Bölgede yaşayan Buruşo ve Vakhi halkları fiziksel olarak Pakistan halkından farklı görünüyor. Açık tenli, sarışın ve çekik gözlü olan bu topluluklarının kökenine dair birçok teori bulunuyor.
Bir teoriye göre Hunza'nın Büyük İskender'in Hindistan Seferi sırasında geride kalan bir komutan tarafından kurulmuş bir bölge olduğu düşünülüyor. Bu sebepten dolayı Avrupa ve Orta Asya ile akrabalıkları olduğuna dair genetik ve dilbilimsel tartışmalar devam ediyor.

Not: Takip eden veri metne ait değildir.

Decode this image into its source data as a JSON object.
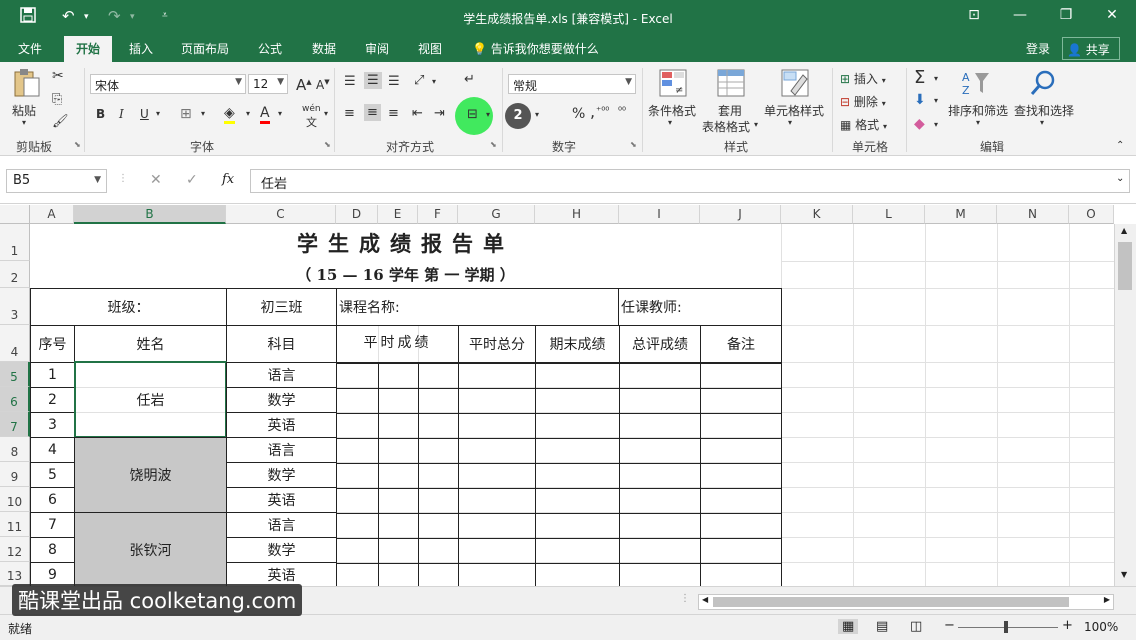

Başka bir teoride ise Hunza halklarının bölgeden İpek Yolu'nun geçmesinden dolayı Türklerle akraba olabileceği iddia ediliyor. Özellikle Buruşo halkının açık tenli olması ve Orta Asya Türkleri ile benzer kıyafetler giymesi oldukça dikkat çekiyor. Ayrıca iki halkta da Türkiye'de oldukça sık kullanılan zurna müzik aleti oldukça büyük önem taşıyor. Orta Asya'ya özgü sitar, dombra, rebap gibi çalgılar da Hunza Vadisi'nde oldukça fazla kullanılıyor.